Todo esto pasó así como se ha dicho: que Andrés, en oyendo el soneto, mil celosas imaginaciones le sobresaltaron. No se desmayó, pero perdió la color de manera que, viéndole su padre, le dijo:
—¿Qué tienes, don Juan, que parece que te vas a desmayar, según se te ha mudado el color?
—Espérense —dijo a esta sazón Preciosa—. Déjenmele decir unas ciertas palabras al oído, y verán cómo no se desmaya.
Y llegándose a él le dijo, casi sin mover los labios.
—¡Gentil ánimo para gitano! ¿Cómo podréis, Andrés, sufrir el tormento de toca, pues no podéis llevar el de un papel?
Y haciéndole media docena de cruces sobre el corazón, se apartó dél, y entonces Andrés respiró un poco, y dio a entender que las palabras de Preciosa le habían aprovechado.

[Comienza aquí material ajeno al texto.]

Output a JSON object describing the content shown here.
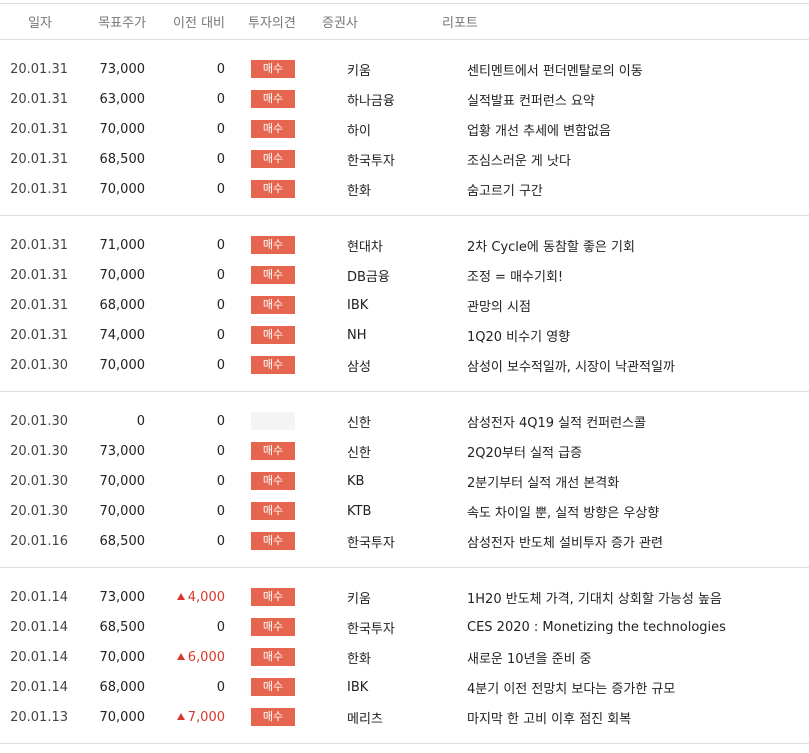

Finalmente, el doblón de dos caras se le dieron a Preciosa, y ella dijo a sus compañeras que le trocaría y repartiría con ellas hidalgamente. El padre de Andrés le dijo que le dejase por escrito las palabras que había dicho a don Juan, que las quería saber en todo caso. Ella dijo que las diría de muy buena gana, y que entendiesen que, aunque parecían cosa de burla, tenían gracia especial para preservar del mal el corazón y los vaguidos de cabeza, y que las palabras eran:
Cabecita, cabecita,
Tente en ti, no te resbales
Y apareja dos puntales
De la paciencia bendita.
Solicita
La bonita
Confiancita;
No te inclines
A pensamientos ruines;
Verás cosas
Que toquen en milagrosas,
Dios delante
Y San Cristóbal gigante.
—Con la mitad destas palabras que le digan, y con seis cruces que le hagan sobre el corazón a la persona que tuviere vaguidos de cabeza —dijo Preciosa— quedará como una manzana.
Cuando la gitana vieja oyó el ensalmo y el embuste, quedó pasmada, y más lo quedó Andrés, que vio que todo era invención de su agudo ingenio.

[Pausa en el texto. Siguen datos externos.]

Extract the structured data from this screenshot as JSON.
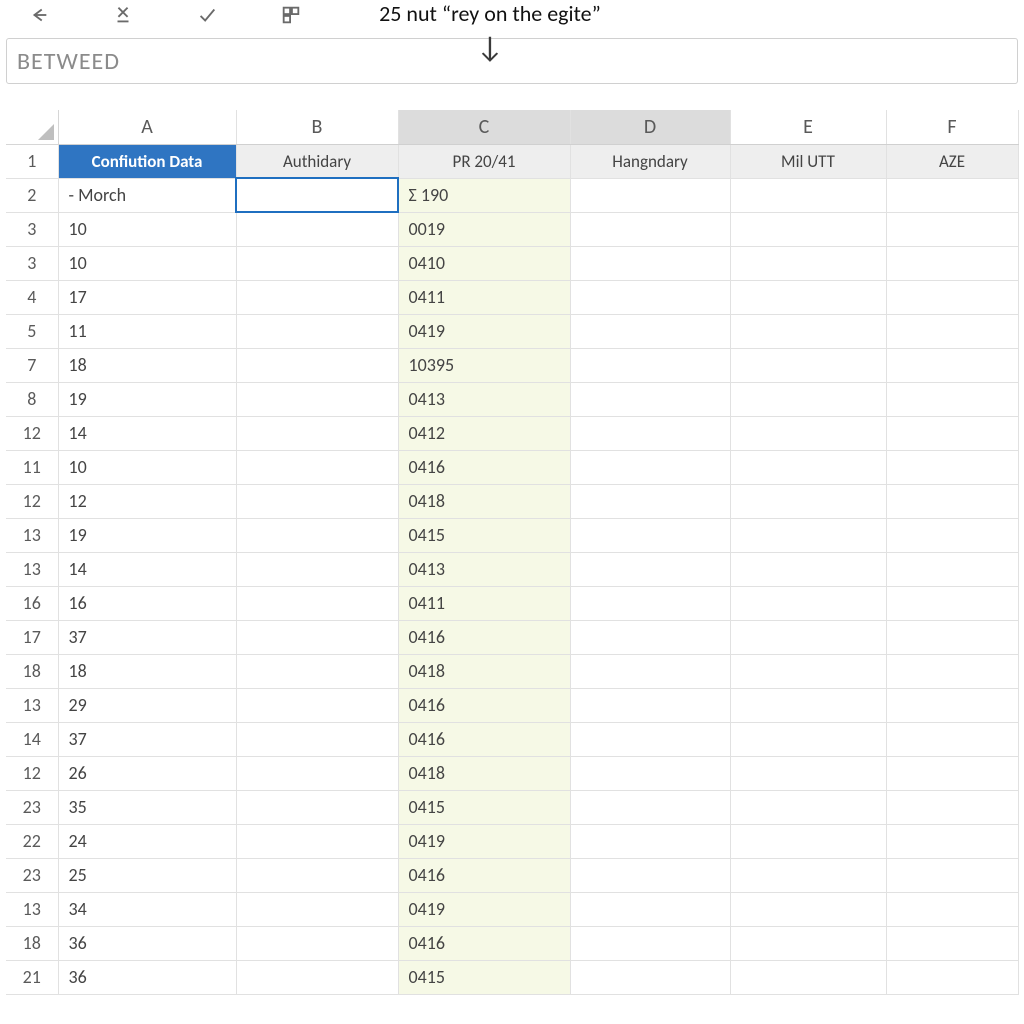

Quedáronse con el soneto, porque no quiso pedirle Preciosa, por no dar otro tártago a Andrés; que ya sabía ella, sin ser enseñada, lo que era dar sustos, martelos, y sobresaltos celosos a los rendidos amantes.
Despidiéronse las gitanas, y al irse, dijo Preciosa a don Juan:
—Mire, señor: cualquiera día de esta semana es próspero para partidas, y ninguno es aciago: apresure el irse lo más presto que pudiere; que le aguarda una vida ancha, libre y muy gustosa, si quiere acomodarse a ella.